4. Listen, I completely understand how hijabi athletes might seem like superheroes to you if you’ve never exercised in more than shorts and a t-shirt, but your constant exclamations over how amazing it is that we “wear so much clothing” do, in fact, get annoying. It was cute the first time, but you’ve said the same thing every day this season, Sharon. Please stop.
5. This one should be pretty straightforward if you have any manners at all, but stop staring. Seriously, stop. If you’re going to insist on gawking, at least introduce yourself or say salaam or something. Otherwise, it’s just creepy.

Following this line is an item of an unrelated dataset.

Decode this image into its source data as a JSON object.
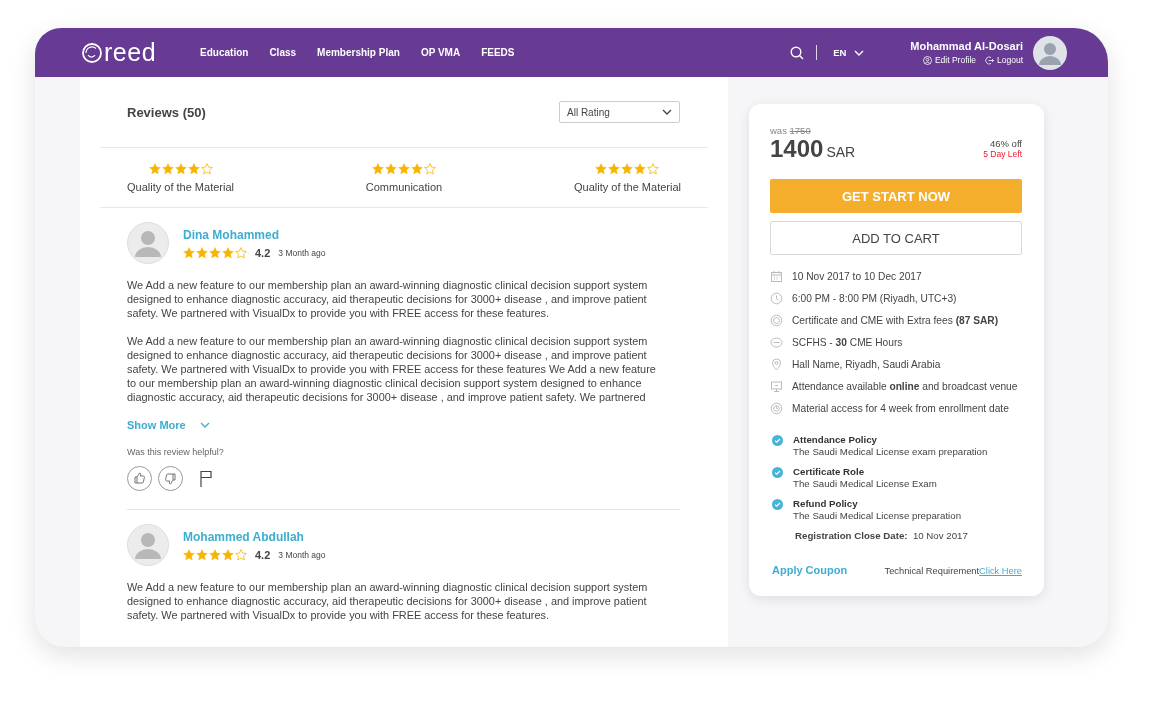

6. We really do appreciate the hype, but turning every single one of our athletic achievements into news stories and articles isn’t helping our case. My personal record is the same as 100 other girls in the region, it’s not some phenomena just because I did it with a hijab on.
7. Your little efforts to help a gal out don’t go unnoticed. Becoming a human shield when the sweaty hijab situation needs fixing in public is appreciated. We see you. Thank you. P.S. Always remember to keep your hands to yourself! While your impromptu shield is helpful, we’d prefer that you didn’t try to tuck loose strands of hair into our hijabs yourself!
8. Lastly, remember that we’re just fellow athletes. Our choice of attire does not make us an anomaly. We’re all here just trying to be the best at whatever sport we do.